Unfavourable market impacts

Core earnings dropped from $1.548-billion in the first quarter of 2019 to $1.028-billion in the first quarter of 2020. The company says the decrease in core earnings was driven by the unfavourable impact of markets on seed money investments in new segregated funds and mutual funds, the absence of core investment gains, lower new business volumes in Japan and unfavourable policy holder experience in North America, including unfavourable travel claims related to COVID-19. These were partially offset by in-force business growth in Asia, and higher fee income from higher average assets under management and administration in the company’s Global Wealth and Asset Management business.

The company’s LICAT ratio sits at 155 per cent, up from the 144 per cent reported at the end of the first quarter in 2019.

Global Wealth and Asset Management business

The company says its Global Wealth and Asset Management business, meanwhile, generated net inflows of $3.2-billion with positive contributions from all business lines. Net inflows in Canada were $2.8-billion in the first quarter of 2020, compared with net inflows of $2.1-billion in the first quarter of 2019, driven by higher gross flows into institutional asset management equity mandates.

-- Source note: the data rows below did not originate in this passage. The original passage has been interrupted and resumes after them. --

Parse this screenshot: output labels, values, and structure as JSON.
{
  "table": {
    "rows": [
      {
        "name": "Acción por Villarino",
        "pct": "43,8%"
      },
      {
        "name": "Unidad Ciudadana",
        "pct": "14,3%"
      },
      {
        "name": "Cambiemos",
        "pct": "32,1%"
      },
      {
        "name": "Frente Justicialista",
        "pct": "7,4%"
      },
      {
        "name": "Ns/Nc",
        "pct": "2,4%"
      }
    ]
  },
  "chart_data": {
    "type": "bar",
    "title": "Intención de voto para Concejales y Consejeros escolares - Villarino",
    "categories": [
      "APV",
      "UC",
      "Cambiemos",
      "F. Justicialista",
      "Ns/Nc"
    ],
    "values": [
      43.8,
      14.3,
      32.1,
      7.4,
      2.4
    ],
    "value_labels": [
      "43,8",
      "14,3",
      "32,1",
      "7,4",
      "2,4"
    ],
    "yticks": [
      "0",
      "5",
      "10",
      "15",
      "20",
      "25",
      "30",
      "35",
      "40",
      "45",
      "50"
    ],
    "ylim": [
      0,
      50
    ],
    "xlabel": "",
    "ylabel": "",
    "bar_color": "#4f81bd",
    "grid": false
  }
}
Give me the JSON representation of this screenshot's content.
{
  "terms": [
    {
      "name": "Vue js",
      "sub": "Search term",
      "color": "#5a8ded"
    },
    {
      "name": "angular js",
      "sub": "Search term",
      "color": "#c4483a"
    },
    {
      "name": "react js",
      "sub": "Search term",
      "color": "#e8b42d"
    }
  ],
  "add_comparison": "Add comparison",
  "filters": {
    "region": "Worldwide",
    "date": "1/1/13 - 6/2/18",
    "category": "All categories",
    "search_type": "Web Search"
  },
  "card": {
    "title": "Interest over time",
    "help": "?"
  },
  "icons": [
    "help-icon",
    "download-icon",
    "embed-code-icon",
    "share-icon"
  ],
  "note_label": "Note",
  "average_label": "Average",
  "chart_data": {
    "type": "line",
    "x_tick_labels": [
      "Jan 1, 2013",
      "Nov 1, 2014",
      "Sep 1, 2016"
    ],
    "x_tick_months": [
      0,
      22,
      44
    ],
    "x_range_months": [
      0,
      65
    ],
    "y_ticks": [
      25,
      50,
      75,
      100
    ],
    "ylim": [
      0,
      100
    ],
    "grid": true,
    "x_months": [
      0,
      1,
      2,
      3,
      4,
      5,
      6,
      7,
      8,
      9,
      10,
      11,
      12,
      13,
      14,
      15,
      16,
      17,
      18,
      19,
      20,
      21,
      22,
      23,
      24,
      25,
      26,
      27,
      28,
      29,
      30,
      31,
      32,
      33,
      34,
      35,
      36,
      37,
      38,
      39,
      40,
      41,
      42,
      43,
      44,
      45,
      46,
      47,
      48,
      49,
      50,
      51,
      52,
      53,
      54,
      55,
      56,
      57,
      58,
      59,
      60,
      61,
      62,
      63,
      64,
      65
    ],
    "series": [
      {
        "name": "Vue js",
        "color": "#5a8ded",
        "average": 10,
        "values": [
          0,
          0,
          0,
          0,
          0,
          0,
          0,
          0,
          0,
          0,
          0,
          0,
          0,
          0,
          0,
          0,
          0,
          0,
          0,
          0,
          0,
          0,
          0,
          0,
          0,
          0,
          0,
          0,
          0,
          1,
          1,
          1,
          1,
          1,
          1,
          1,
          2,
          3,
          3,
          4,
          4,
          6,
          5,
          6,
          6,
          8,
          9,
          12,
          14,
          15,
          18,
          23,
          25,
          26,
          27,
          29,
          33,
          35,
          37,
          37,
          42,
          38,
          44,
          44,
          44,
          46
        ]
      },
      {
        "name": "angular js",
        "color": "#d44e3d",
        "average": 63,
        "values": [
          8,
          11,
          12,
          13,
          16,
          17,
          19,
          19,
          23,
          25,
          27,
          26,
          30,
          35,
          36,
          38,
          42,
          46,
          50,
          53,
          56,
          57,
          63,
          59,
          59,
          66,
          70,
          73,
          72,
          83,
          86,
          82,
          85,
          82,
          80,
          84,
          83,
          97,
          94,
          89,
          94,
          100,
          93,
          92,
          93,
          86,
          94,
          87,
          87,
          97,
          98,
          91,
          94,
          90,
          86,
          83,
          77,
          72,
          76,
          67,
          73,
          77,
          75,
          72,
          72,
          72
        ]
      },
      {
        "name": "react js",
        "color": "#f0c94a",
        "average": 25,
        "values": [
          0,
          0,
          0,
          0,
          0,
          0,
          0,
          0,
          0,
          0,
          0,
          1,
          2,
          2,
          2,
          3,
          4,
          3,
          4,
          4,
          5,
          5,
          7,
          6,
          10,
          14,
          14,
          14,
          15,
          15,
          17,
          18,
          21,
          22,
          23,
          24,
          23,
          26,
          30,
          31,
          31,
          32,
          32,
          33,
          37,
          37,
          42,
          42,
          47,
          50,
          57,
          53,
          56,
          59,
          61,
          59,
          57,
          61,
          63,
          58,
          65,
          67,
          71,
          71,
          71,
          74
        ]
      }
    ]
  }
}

These were partially offset by lower new plan sales and higher retail redemptions amid equity market declines in March.

The company’s board of directors also declared common and preferred share dividends in its announcement May 6. The company will pay a quarterly shareholders’ dividend of $0.28 per share on common shares of the company, payable after June 19, 2020 to shareholders of record at the close of business on May 19, 2020. Preferred share dividends ranging between $0.14 per share and $0.35 per share will be paid to preferred shareholders on or after June 19 to shareholders of record at the close of business on May 19.